Aujourd’hui, la famille Kalachnikov continue d’évoluer, intégrant parfois des matériaux composites, des systèmes optiques modernes ou des mécanismes améliorés pour s’adapter aux besoins actuels. Ces développements récents montrent que, au-delà de son passé, la Kalachnikov reste un acteur vivant dans l’univers militaire.

Enfin, la question de la désignation précise des armes est capitale dans un contexte où les termes “AK-47” et “Kalachnikov” sont utilisés de manière interchangeable. Lorsque l’on parle de sécurité, de politique ou de relations internationales, bien comprendre cette terminologie est un premier pas pour éviter les confusions. Chaque variante de la famille Kalachnikov possède ses particularités techniques, son histoire d’usage et ses implications géopolitiques. Cette précision est nécessaire pour aborder avec clarté un sujet aussi chargé émotionnellement.

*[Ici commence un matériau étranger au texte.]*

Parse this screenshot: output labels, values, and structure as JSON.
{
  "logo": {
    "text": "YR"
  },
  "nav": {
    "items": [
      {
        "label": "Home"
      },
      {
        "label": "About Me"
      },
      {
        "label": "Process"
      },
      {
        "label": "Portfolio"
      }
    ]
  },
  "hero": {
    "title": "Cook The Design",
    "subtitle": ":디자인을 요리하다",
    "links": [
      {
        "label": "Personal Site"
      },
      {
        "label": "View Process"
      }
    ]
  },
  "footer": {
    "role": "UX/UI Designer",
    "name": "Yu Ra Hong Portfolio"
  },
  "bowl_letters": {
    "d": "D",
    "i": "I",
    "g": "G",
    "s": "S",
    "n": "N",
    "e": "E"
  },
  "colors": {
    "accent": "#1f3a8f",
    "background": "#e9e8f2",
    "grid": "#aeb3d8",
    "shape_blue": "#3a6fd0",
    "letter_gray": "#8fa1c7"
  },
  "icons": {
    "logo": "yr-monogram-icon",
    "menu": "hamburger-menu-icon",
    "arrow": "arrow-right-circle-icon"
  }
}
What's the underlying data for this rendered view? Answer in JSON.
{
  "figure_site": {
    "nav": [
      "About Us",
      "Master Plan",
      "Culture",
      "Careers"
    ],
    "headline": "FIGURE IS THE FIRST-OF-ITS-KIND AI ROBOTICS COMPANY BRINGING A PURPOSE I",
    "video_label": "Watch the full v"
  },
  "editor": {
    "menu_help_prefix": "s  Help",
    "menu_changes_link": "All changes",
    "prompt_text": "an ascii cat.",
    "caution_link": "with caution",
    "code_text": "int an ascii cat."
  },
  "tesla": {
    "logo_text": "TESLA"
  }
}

Pour finir, il peut être utile de rappeler que le terme “Kalachnikov” est parfois utilisé dans d’autres contextes ne concernant pas les armes. Par exemple, dans le commerce ou la décoration, certains produits peuvent porter ce nom sans avoir de rapport avec le fusil, ce qui montre aussi combien ce mot s’est infiltré et adapté dans différents univers quotidiens, parfois de manière surprenante.

En résumé, penser qu’“AK-47” et “Kalachnikov” sont strictement synonymes est une approximation. L’AK-47 est un modèle spécifique de fusil d’assaut inventé en 1947 par Mikhaïl Kalachnikov, tandis que “Kalachnikov” désigne la famille entière d’armes automatiques dérivées de son concept de base.

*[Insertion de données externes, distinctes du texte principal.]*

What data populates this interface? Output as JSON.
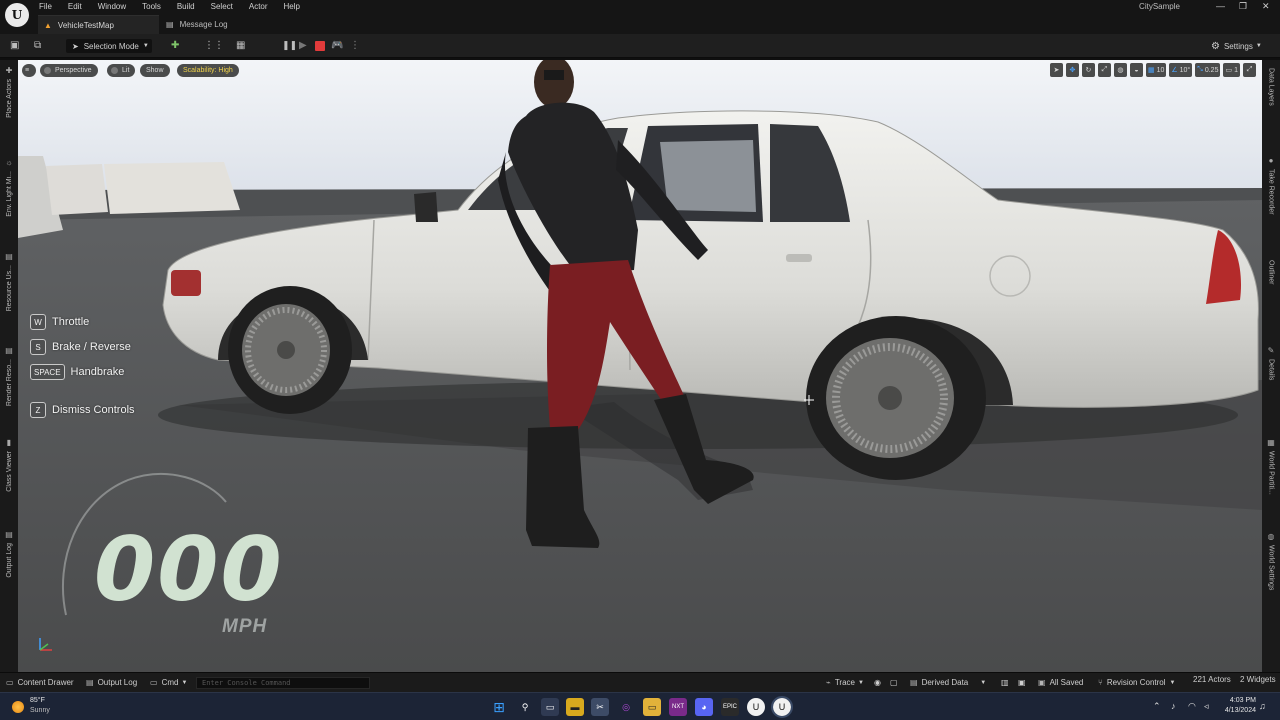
{
  "menu": [
    "File",
    "Edit",
    "Window",
    "Tools",
    "Build",
    "Select",
    "Actor",
    "Help"
  ],
  "project_name": "CitySample",
  "tabs": [
    {
      "label": "VehicleTestMap"
    },
    {
      "label": "Message Log"
    }
  ],
  "toolbar": {
    "selection_mode": "Selection Mode",
    "settings": "Settings"
  },
  "viewport": {
    "perspective": "Perspective",
    "lit": "Lit",
    "show": "Show",
    "scalability": "Scalability: High",
    "grid_snap": "10",
    "rotation_snap": "10°",
    "scale_snap": "0.25",
    "camera_speed": "1"
  },
  "controls": [
    {
      "key": "W",
      "label": "Throttle"
    },
    {
      "key": "S",
      "label": "Brake / Reverse"
    },
    {
      "key": "SPACE",
      "label": "Handbrake"
    },
    {
      "key": "Z",
      "label": "Dismiss Controls"
    }
  ],
  "speedometer": {
    "value": "000",
    "unit": "MPH"
  },
  "left_panels": [
    "Place Actors",
    "Env. Light Mi...",
    "Resource Us...",
    "Render Reso...",
    "Class Viewer",
    "Output Log"
  ],
  "right_panels": [
    "Data Layers",
    "Take Recorder",
    "Outliner",
    "Details",
    "World Partiti...",
    "World Settings"
  ],
  "statusbar": {
    "content_drawer": "Content Drawer",
    "output_log": "Output Log",
    "cmd": "Cmd",
    "console_placeholder": "Enter Console Command",
    "trace": "Trace",
    "derived_data": "Derived Data",
    "all_saved": "All Saved",
    "revision_control": "Revision Control",
    "actors": "221 Actors",
    "widgets": "2 Widgets"
  },
  "taskbar": {
    "temperature": "85°F",
    "weather": "Sunny",
    "time": "4:03 PM",
    "date": "4/13/2024"
  },
  "colors": {
    "accent_blue": "#4aa4ff",
    "scalability_yellow": "#f0d24a",
    "stop_red": "#e23b3b",
    "speed_green": "#dbeedb"
  }
}
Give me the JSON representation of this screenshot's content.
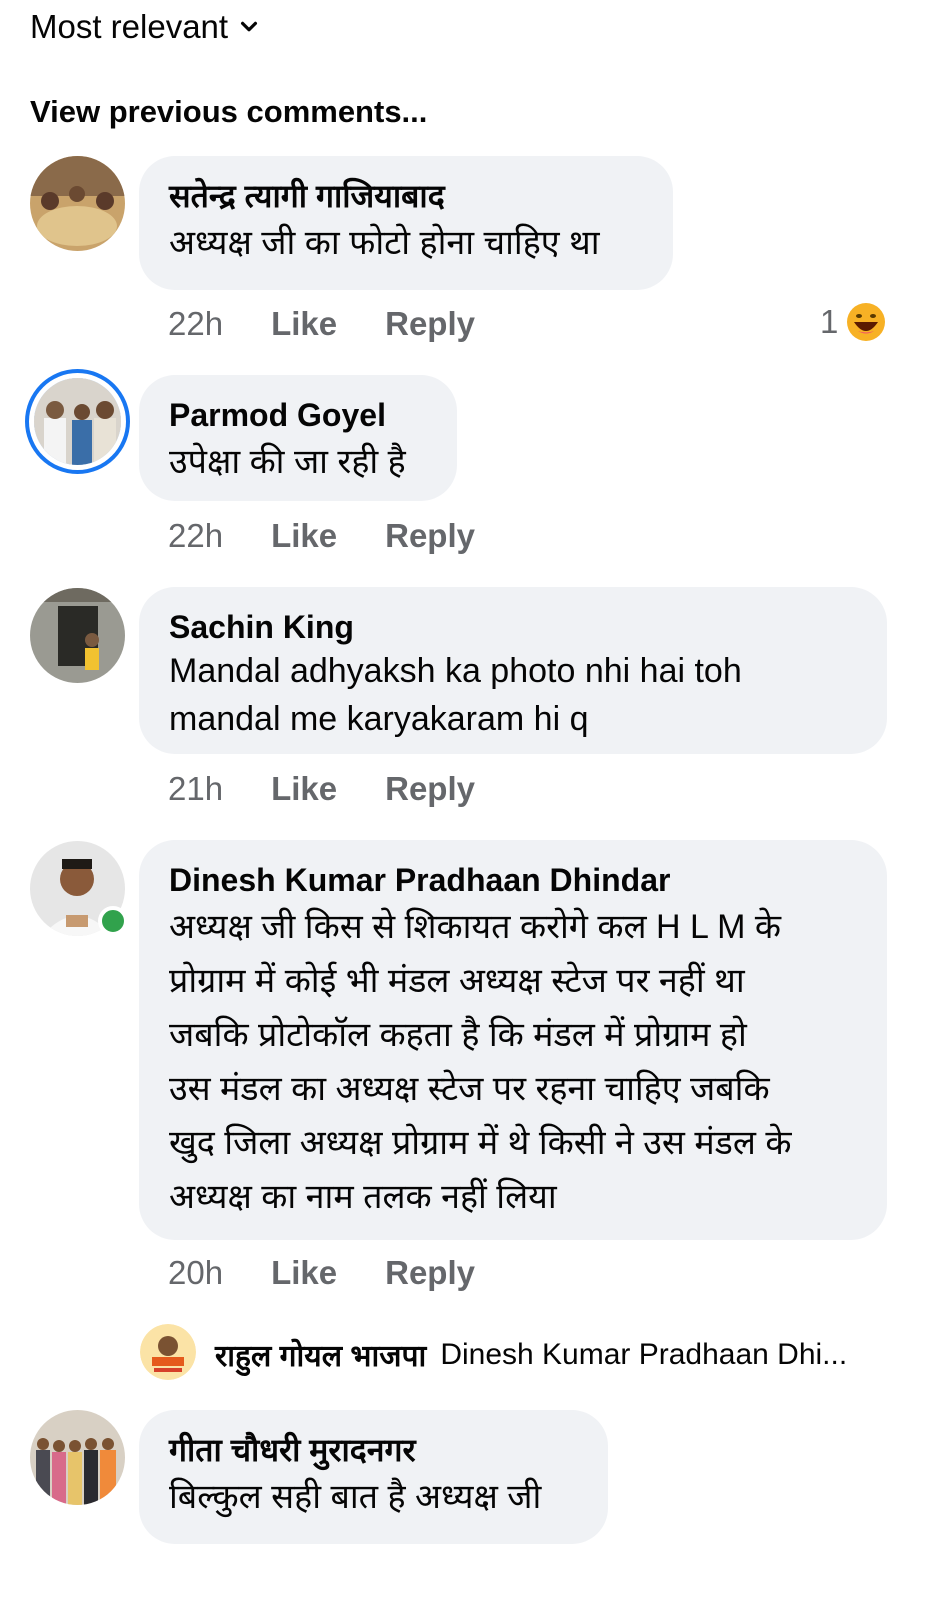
{
  "header": {
    "sort_label": "Most relevant",
    "view_previous": "View previous comments..."
  },
  "comments": [
    {
      "name": "सतेन्द्र त्यागी गाजियाबाद",
      "text": "अध्यक्ष जी का फोटो होना चाहिए था",
      "time": "22h",
      "like": "Like",
      "reply": "Reply",
      "reaction_count": "1"
    },
    {
      "name": "Parmod Goyel",
      "text": "उपेक्षा की जा रही है",
      "time": "22h",
      "like": "Like",
      "reply": "Reply"
    },
    {
      "name": "Sachin King",
      "text_line1": "Mandal adhyaksh ka photo nhi hai toh",
      "text_line2": "mandal me karyakaram hi q",
      "time": "21h",
      "like": "Like",
      "reply": "Reply"
    },
    {
      "name": "Dinesh Kumar Pradhaan Dhindar",
      "lines": [
        "अध्यक्ष जी किस से शिकायत करोगे कल H L M के",
        "प्रोग्राम में कोई भी मंडल अध्यक्ष स्टेज पर नहीं था",
        "जबकि प्रोटोकॉल कहता है कि मंडल में प्रोग्राम हो",
        "उस मंडल का अध्यक्ष स्टेज पर रहना चाहिए जबकि",
        "खुद जिला अध्यक्ष प्रोग्राम में थे किसी ने उस मंडल के",
        "अध्यक्ष का नाम तलक नहीं लिया"
      ],
      "time": "20h",
      "like": "Like",
      "reply": "Reply",
      "reply_preview": {
        "name": "राहुल गोयल भाजपा",
        "text": "Dinesh Kumar Pradhaan Dhi..."
      }
    },
    {
      "name": "गीता चौधरी मुरादनगर",
      "text": "बिल्कुल सही बात है अध्यक्ष जी"
    }
  ],
  "colors": {
    "bubble": "#f0f2f5",
    "meta": "#65676b",
    "ring": "#1877f2",
    "online": "#31a24c"
  },
  "icons": [
    "chevron-down-icon",
    "haha-reaction-icon"
  ]
}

Par curiosité, il existe aujourd’hui une multitude de produits dérivés ou inspirés par ce nom, certains même dans le domaine des plaques décoratives ou d’autres accessoires domestiques, preuve que le terme “Kalachnikov” a dépassé les frontières de son origine militaire pour s’inscrire dans la culture populaire. La Kalachnikov est devenue un symbole culturel et apparaît souvent sur des drapeaux, dans l'art et la mode, témoignant de son impact au-delà du militaire.

Tableau Comparatif: AK-47 vs AKM

Caractéristique AK-47 AKM
Année d'adoption 1949 1959
Poids 4.3 kg 3.14 kg
Améliorations - Fabrication en tôle emboutie, crosse en contreplaqué

Comment Acheter une Kalachnikov pour le tir sportif ?

Vous êtes tireur sportif et vous souhaitez acquérir une carabine type Kalachnikov ? Elles sont accessibles uniquement pour les tireurs sportifs affiliés à la FFTir, détenteur d'un compte SIA et d'une autorisation d'acquisition et de détention d'armes de catégorie B.